Based on this, and after some profiling, I agree that your current sampler implementation shouldn't be replaced with logits processors. The core benefit of this PR would be to take advantage of high-performance structured generation logits processors and reduce ExLlamaV2 overhead for that specific task.

Please let me know if I'm missing something or if you have any other questions.

turboderp commented 1 month ago

Your concerns about performance are valid, but for structured generation filtering, ExLlamaV2 lags behind both vLLM and Transformers

This may be the case for Outlines, idk. But with Formatron the overhead is negligible, often zero depending on model and batch size. It can even be net negative in some cases since sampling can be skipped when it's constrained to a single token.

The way the pipeline works, the constraint is evaluated while the forward pass is still completing on the GPU and the CPU is idle/busywaiting anyway. For grammar libraries that do the bulk of their work in C++ or Rust with the GIL released, it starts at the same time as the forward pass and runs completely in the background on other CPU cores. This means the final overhead is almost entirely from:

There are several places this could be improved to reduce the overhead even further. But mostly it comes down to reducing the amount of time spent in the Python/Rust/C++ interop layers.

If you pass a Python list to a C++ function, whether it's the sampling logic in exllamav2_ext or an indexing operation in libtorch, it has to be unboxed one element at a time, and this is slow. A tensor reduces to a single pointer so it's thousands of times faster to pass as an argument. This really has nothing to do with CUDA, though, and it would be trivial to pass a mask tensor to ExLlama's sampler function instead of a list (provided the grammar library outputs such a tensor) eliminating most of the remaining overhead. For Formatron specifically, the Rust component internally produces a fixedbitset (i.e. a bit mask over the logits) before converting it to a list, and that would be even more efficient if it could be passed directly.

I'm not sure what the current ExLlama integrations for Outlines look like, though. But I do plan to revisit the grammar stuff soon, and see if there's a way to integrate it into the current filters pipeline.

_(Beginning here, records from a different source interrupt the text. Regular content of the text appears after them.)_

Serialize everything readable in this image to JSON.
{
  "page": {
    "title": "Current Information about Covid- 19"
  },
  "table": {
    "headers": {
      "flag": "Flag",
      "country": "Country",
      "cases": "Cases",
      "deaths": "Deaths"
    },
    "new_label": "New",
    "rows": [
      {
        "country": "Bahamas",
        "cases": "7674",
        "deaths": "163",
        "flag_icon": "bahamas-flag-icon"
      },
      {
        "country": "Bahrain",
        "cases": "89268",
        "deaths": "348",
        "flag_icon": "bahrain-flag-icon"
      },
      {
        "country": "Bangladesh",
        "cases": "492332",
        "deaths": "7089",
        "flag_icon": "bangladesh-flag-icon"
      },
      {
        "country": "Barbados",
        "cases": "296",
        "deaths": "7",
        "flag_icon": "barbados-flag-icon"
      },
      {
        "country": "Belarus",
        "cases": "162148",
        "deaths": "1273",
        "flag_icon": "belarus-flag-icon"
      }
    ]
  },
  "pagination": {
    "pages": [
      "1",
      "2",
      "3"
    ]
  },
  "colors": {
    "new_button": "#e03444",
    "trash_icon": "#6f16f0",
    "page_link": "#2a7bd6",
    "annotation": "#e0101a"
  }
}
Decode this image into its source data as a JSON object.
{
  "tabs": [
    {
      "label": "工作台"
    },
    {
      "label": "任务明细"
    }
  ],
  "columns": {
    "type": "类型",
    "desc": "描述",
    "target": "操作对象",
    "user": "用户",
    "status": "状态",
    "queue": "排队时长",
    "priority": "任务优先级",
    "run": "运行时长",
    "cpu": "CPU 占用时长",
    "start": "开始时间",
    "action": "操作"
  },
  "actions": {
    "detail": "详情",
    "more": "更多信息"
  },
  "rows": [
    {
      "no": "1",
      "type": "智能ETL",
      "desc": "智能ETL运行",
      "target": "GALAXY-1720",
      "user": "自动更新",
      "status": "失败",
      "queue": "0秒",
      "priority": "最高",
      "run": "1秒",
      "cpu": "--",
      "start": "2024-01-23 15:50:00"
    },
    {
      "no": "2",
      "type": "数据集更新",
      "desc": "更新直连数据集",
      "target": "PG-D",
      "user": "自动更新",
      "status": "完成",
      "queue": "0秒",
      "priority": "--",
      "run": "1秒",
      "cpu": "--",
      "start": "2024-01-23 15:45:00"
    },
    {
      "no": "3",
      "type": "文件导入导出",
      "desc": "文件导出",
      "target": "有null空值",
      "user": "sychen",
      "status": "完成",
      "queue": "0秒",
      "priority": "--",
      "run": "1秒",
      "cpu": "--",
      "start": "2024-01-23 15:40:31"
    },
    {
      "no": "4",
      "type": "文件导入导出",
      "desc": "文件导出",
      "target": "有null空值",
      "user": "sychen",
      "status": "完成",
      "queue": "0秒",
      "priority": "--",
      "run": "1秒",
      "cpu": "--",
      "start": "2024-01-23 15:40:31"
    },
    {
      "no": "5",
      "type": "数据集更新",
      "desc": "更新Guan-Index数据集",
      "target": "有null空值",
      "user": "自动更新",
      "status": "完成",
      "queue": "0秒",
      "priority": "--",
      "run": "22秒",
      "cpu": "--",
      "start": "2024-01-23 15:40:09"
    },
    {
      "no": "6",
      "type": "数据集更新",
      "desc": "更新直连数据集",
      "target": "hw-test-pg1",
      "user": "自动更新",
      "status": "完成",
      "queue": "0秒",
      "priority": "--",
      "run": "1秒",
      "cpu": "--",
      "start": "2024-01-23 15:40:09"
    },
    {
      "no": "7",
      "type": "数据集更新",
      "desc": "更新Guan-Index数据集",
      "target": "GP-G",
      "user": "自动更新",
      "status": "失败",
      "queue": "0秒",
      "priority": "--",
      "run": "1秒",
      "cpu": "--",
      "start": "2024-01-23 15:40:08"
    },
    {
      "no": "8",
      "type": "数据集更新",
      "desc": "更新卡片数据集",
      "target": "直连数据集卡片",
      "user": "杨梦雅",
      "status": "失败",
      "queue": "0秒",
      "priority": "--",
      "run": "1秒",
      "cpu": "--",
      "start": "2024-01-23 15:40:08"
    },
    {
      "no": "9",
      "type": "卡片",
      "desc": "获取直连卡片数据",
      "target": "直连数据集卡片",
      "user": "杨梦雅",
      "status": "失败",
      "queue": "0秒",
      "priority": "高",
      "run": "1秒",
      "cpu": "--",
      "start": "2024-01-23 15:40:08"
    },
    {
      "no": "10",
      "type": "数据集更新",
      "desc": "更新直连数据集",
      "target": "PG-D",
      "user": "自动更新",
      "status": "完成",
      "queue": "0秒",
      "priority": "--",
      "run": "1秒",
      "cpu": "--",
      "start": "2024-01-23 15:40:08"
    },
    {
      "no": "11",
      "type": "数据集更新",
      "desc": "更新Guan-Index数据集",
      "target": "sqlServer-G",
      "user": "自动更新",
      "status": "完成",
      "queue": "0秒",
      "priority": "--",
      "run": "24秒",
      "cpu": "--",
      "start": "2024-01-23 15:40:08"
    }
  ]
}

lapp0 commented 1 month ago

This may be the case for Outlines, idk. But with Formatron the overhead is negligible

These benchmarks are from the Formatron repo, they indicate that overhead with their vLLM integration (FormatronLogitsProcessor), there is overhead of 0.0 to 0.23 ms / token while their ExLlamaV2 integration has overhead of 0.17 to 1.46 ms / token. I might be missing something though, I haven't dug too deeply into Formatrons internals.

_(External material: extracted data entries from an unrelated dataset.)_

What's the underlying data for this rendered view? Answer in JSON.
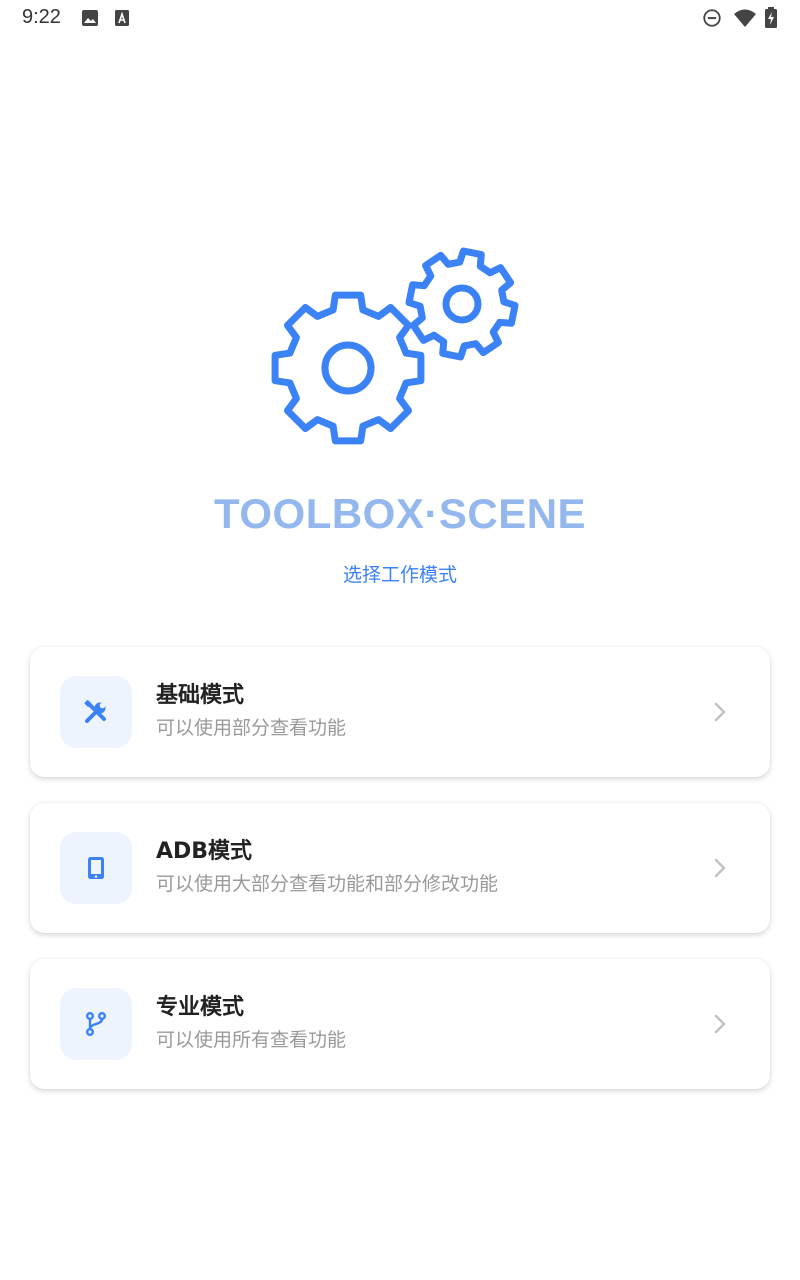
{
  "status_bar": {
    "time": "9:22",
    "left_icons": [
      "image-icon",
      "font-a-icon"
    ],
    "right_icons": [
      "do-not-disturb-icon",
      "wifi-icon",
      "battery-charging-icon"
    ]
  },
  "app": {
    "title": "TOOLBOX·SCENE",
    "subtitle": "选择工作模式",
    "logo_icon": "gears-icon",
    "accent_color": "#3b82f6",
    "title_color": "#94b8ee"
  },
  "modes": [
    {
      "title": "基础模式",
      "description": "可以使用部分查看功能",
      "icon": "tools-icon"
    },
    {
      "title": "ADB模式",
      "description": "可以使用大部分查看功能和部分修改功能",
      "icon": "tablet-icon"
    },
    {
      "title": "专业模式",
      "description": "可以使用所有查看功能",
      "icon": "branch-icon"
    }
  ]
}
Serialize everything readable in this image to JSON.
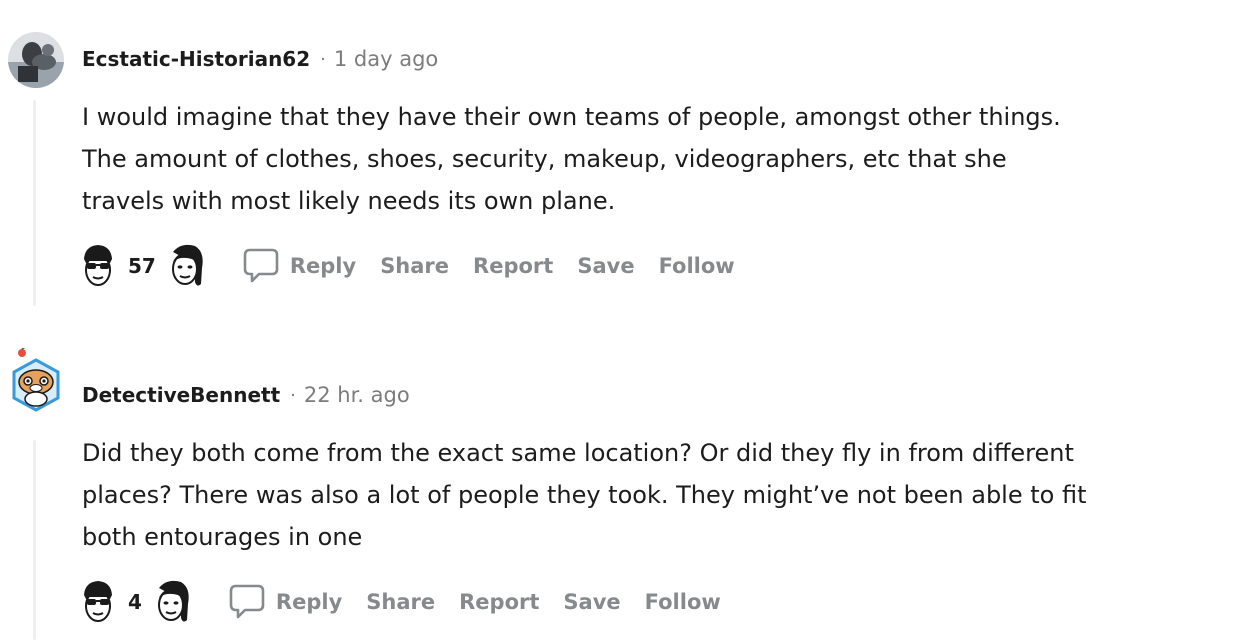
{
  "comments": [
    {
      "username": "Ecstatic-Historian62",
      "separator": "·",
      "time": "1 day ago",
      "body": [
        "I would imagine that they have their own teams of people, amongst other things.",
        "The amount of clothes, shoes, security, makeup, videographers, etc that she",
        "travels with most likely needs its own plane."
      ],
      "score": "57",
      "avatar_icon": "user-photo-avatar",
      "upvote_icon": "face-glasses-upvote-icon",
      "downvote_icon": "face-downvote-icon"
    },
    {
      "username": "DetectiveBennett",
      "separator": "·",
      "time": "22 hr. ago",
      "body": [
        "Did they both come from the exact same location? Or did they fly in from different",
        "places? There was also a lot of people they took. They might’ve not been able to fit",
        "both entourages in one"
      ],
      "score": "4",
      "avatar_icon": "hamster-snoo-avatar",
      "upvote_icon": "face-glasses-upvote-icon",
      "downvote_icon": "face-downvote-icon"
    }
  ],
  "actions": {
    "reply": "Reply",
    "share": "Share",
    "report": "Report",
    "save": "Save",
    "follow": "Follow"
  },
  "colors": {
    "meta_gray": "#7c7c7c",
    "action_gray": "#878a8c",
    "thread_line": "#edeff1",
    "text": "#1c1c1c"
  }
}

It can even be https://github.com/Dan-wanna-M/formatron/issues/14#issuecomment-2322927065 in some cases since sampling can be skipped when it's constrained to a single token.

Nice to see you have fast-forward implemented! I'll look further into this later since we'll need to consider how our implementations interface might best be suited for downstream consumption :)

I'm not sure what the current ExLlama integrations for Outlines look like, though. But I do plan to revisit the grammar stuff soon, and see if there's a way to integrate it into the current filters pipeline.

Currently we have a one logits processor per generation type (regex, grammars, json schema, etc). Each logits processor works with vLLM, transformers, mlxlm, llama.cpp, and hopefully ExLlamaV2 soon :). There is no distinct logits processor for any of these engines, their implementation is shared.

We've tested the outlines integration with this PR. Users would simply need to run

from outlines.processors import JSONLogitsProcessor, RegexLogitsProcessor, CFGLogitsProcessor
import outlines
from outlines.models.exllamav2 import patch_tokenizer as as_outlines_tokenizer

...
settings = ExLlamaV2Sampler.Settings()
settings.logits_processor = CFGLogitsProcessor(
    <your lark grammar>,
    as_outlines_tokenizer(generator.tokenizer)
)

I'll let you take some time to review this further. Please let me know if you have any questions or requested changes to help ensure this change conforms to your vision for the project!